“We’re not in Mogadishu anymore, Toto:
American’s Return to an Ideology of Warfare”
(Part IV of Richard Koenigsberg’s paper, Love of War, appears below.
Click here for the complete paper with references.)
The paper presented here is adopted from a keynote address presented by Dr. Koenigsberg at the United World College of the American West.
After September 11, the U. S. abandoned its policy of casualty aversion—and reaffirmed the ideology of warfare. Attacking both Afghanistan and Iraq, President Bush insisted that America would return to her true character—that of a courageous, heroic people willing to wage war in the name of a just cause. Just as Middle Eastern warriors were killing and dying for Allah, so young Americans would sacrifice their lives in the name of freedom and democracy.
The United States attacked Afghanistan on October 7, 2001. In light of the policy of casualty aversion that had dominated the United States for ten years, a question arose in the minds of commentators. What would happen when American soldiers began to die in battle? Would the United States retreat? Would Americans turn against the war when dead soldiers began returning in body bags?

Charles Krauthammer’s column of January 18, 2002, was entitled, “Can America Take Casualties?” Citing Bin Laden’s assertion that the US had left Mogadishu humiliated and defeated, Krauthammer suggested that Bin Laden believed he had set a trap in Afghanistan, calculating that Americans would arrive in force, take a few casualties and then flee.

Krauthammer declared that Bin Laden had it wrong: The war on terror was different. When attacked or engaged in an “existential struggle,” America is not only fierce, “it is stoic.” The columnist concluded that no one should underestimate “America’s capacity to sustain casualties in such wars.”

A column by Ben Shapiro appeared on April 9, 2003—after the Iraq war had begun on March 18—with the headline, “We’re not in Mogadishu anymore, Toto.” Shapiro insisted that not only would America take casualties in order to achieve their mission, but that it would overcome its reluctance to inflicting civilian casualties.

American foreign policy during the 1990s had been dominated by the desire to avoid American military casualties as well as civilian casualties. Because of this policy, Shapiro suggested, the first President Bush & Bill Clinton never got the United States deeply involved in any military conflict. This pattern, Shapiro claims, led Saddam Hussein and Osama Bin Laden to peg the US as a “weak horse.”

The early stages of the Iraq War, Shapiro says, were characterized by a high regard for civilians. April 7, 2003, represented a turning point: the US military learned that Saddam Hussein and senior officials were meeting beneath a restaurant in a commercial block in Baghdad. An Air Force bomber dropped four satellite-guided one-ton bombs— leaving a crater 60 feet deep, flattening the restaurant and three nearby houses, and killing 14 civilians.

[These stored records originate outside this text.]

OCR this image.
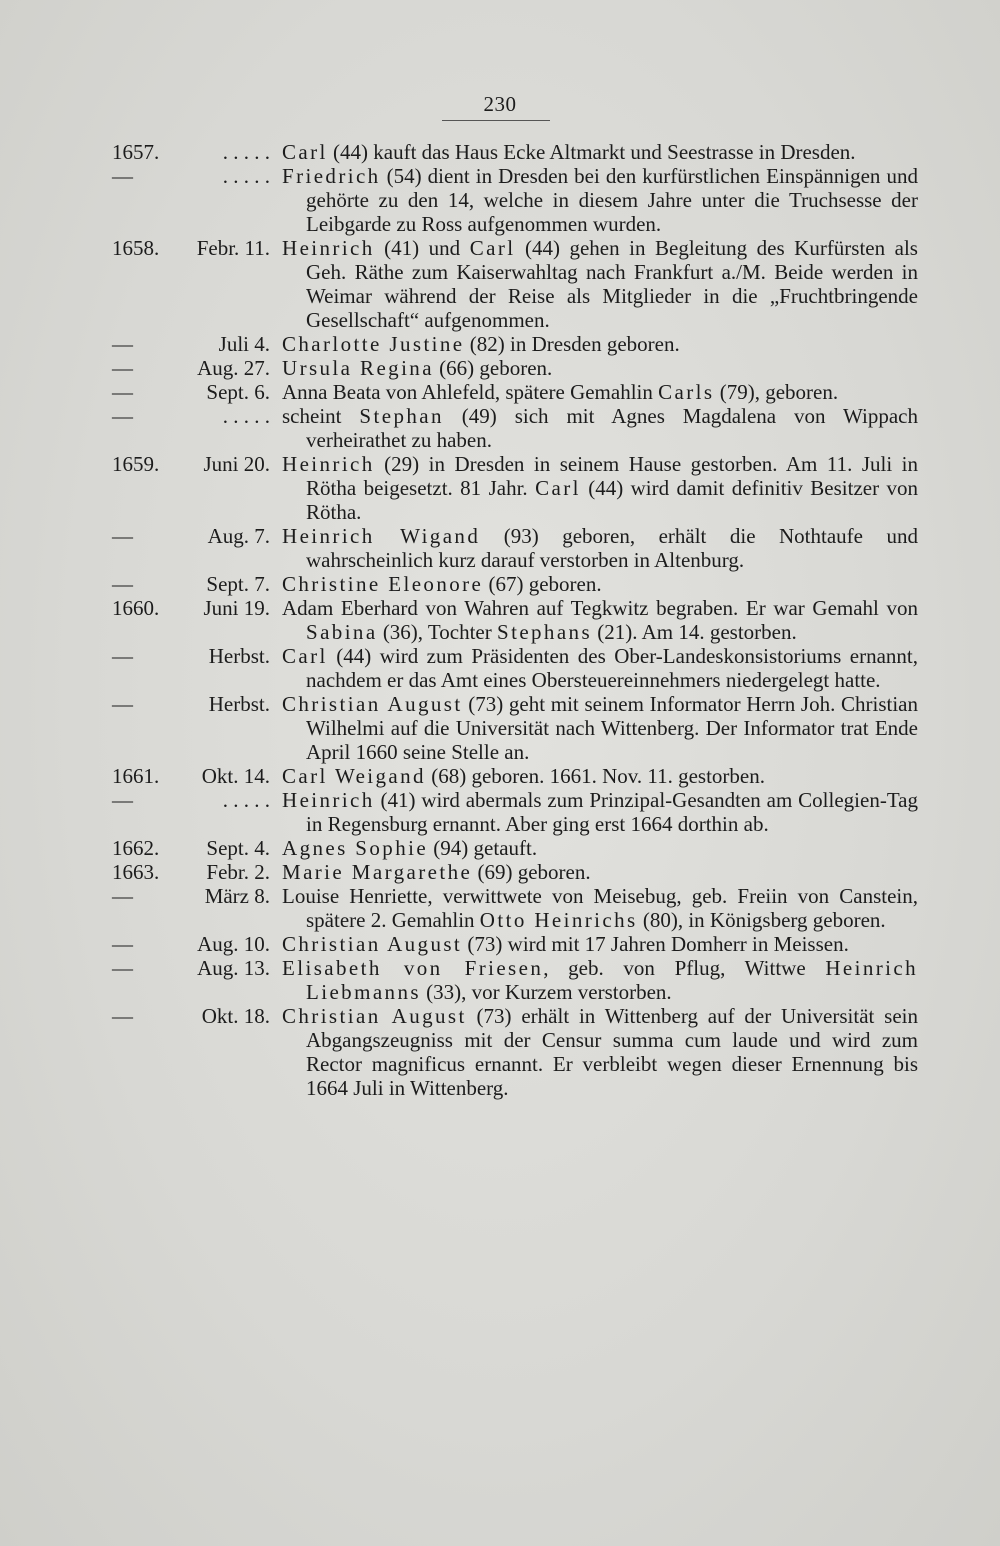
230
1657.	. . . . . Carl (44) kauft das Haus Ecke Altmarkt und Seestrasse in Dresden.
—	. . . . . Friedrich (54) dient in Dresden bei den kurfürstlichen Einspännigen und gehörte zu den 14, welche in diesem Jahre unter die Truchsesse der Leibgarde zu Ross aufgenommen wurden.
1658.	Febr. 11. Heinrich (41) und Carl (44) gehen in Begleitung des Kurfürsten als Geh. Räthe zum Kaiserwahltag nach Frankfurt a./M. Beide werden in Weimar während der Reise als Mitglieder in die „Fruchtbringende Gesellschaft“ aufgenommen.
—	Juli 4. Charlotte Justine (82) in Dresden geboren.
—	Aug. 27. Ursula Regina (66) geboren.
—	Sept. 6. Anna Beata von Ahlefeld, spätere Gemahlin Carls (79), geboren.
—	. . . . . scheint Stephan (49) sich mit Agnes Magdalena von Wippach verheirathet zu haben.
1659.	Juni 20. Heinrich (29) in Dresden in seinem Hause gestorben. Am 11. Juli in Rötha beigesetzt. 81 Jahr. Carl (44) wird damit definitiv Besitzer von Rötha.
—	Aug. 7. Heinrich Wigand (93) geboren, erhält die Nothtaufe und wahrscheinlich kurz darauf verstorben in Altenburg.
—	Sept. 7. Christine Eleonore (67) geboren.
1660.	Juni 19. Adam Eberhard von Wahren auf Tegkwitz begraben. Er war Gemahl von Sabina (36), Tochter Stephans (21). Am 14. gestorben.
—	Herbst. Carl (44) wird zum Präsidenten des Ober-Landeskonsistoriums ernannt, nachdem er das Amt eines Obersteuereinnehmers niedergelegt hatte.
—	Herbst. Christian August (73) geht mit seinem Informator Herrn Joh. Christian Wilhelmi auf die Universität nach Wittenberg. Der Informator trat Ende April 1660 seine Stelle an.
1661.	Okt. 14. Carl Weigand (68) geboren. 1661. Nov. 11. gestorben.
—	. . . . . Heinrich (41) wird abermals zum Prinzipal-Gesandten am Collegien-Tag in Regensburg ernannt. Aber ging erst 1664 dorthin ab.
1662.	Sept. 4. Agnes Sophie (94) getauft.
1663.	Febr. 2. Marie Margarethe (69) geboren.
—	März 8. Louise Henriette, verwittwete von Meisebug, geb. Freiin von Canstein, spätere 2. Gemahlin Otto Heinrichs (80), in Königsberg geboren.
—	Aug. 10. Christian August (73) wird mit 17 Jahren Domherr in Meissen.
—	Aug. 13. Elisabeth von Friesen, geb. von Pflug, Wittwe Heinrich Liebmanns (33), vor Kurzem verstorben.
—	Okt. 18. Christian August (73) erhält in Wittenberg auf der Universität sein Abgangszeugniss mit der Censur summa cum laude und wird zum Rector magnificus ernannt. Er verbleibt wegen dieser Ernennung bis 1664 Juli in Wittenberg.
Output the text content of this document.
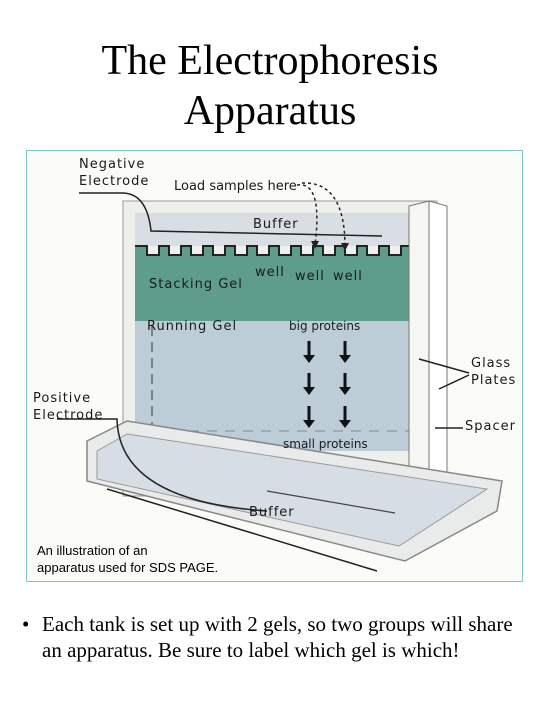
The Electrophoresis
Apparatus
Negative
Electrode Load samples here
Buffer
well well well
Stacking Gel
Running Gel	big proteins
small proteins
Glass
Plates
Positive
Electrode
Spacer
Buffer
An illustration of an
apparatus used for SDS PAGE.
• Each tank is set up with 2 gels, so two groups will share an apparatus. Be sure to label which gel is which!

The Washington Times wrote that Saddam Hussein may have picked the meeting spot precisely because Americans had stated that their objective was to avoid civilian casualties. Hussein did not believe the United States would bomb a commercial block. Columnist Ben Shapiro exulted: “Saddam didn’t realize: the Mogadishu days are over.”

A few days later, another incident confirmed this strategic change. From the Palestine Hotel in Baghdad, Iraqi snipers fired small arms and rocket-propelled grenades on an incoming United States tank. The tank targeted the hotel, the base of operations for most international journalists, firing one round and hitting the 15th floor, which housed the Reuters news agency. Two journalists were killed and another three wounded.

Army Col. David Perkins told media that the military regretted the incident, but blamed Saddam Hussein’s forces for militarizing civilian areas. Shapiro wrote that the attack on the Palestine Hotel sent a message to enemies of the United States: They could no longer find safety by hiding behind civilians—even journalists.

Shapiro concluded that the United States had achieved an important step in the war against terror: “Overcoming our aversion to civilian casualties in order achieve victory.” The attacks, Shapiro says, pushed our military policy in a new direction, “away from Mogadishu.”

References to Bin Laden’s statements about the abrupt withdrawal of American forces from Mogadishu appeared again and again in the writings of columnists during the first years of the Afghanistan and Iraq Wars. They frequently cited Bin Laden’s assertion that the withdrawal of the United States from Somalia proved America was weak and cowardly.

These columns by Krauthammer and Shapiro—along with many like them—insisted that America had overcome its “Mogadishu syndrome.” No longer would the United States be afraid to suffer casualties, nor hesitate to inflict casualties. Never again would America enter a battle and then “cut and run.”

After September 11, the United States abandoned its policy of casualty aversion and reaffirmed the ideology of warfare. Attacking both Afghanistan and Iraq, President Bush insisted that America would return to her true character—that of a courageous, heroic people willing to wage war in the name of a just cause. Just as Middle Eastern warriors were killing and dying for Allah, so young Americans would sacrifice their lives in the name of freedom and democracy.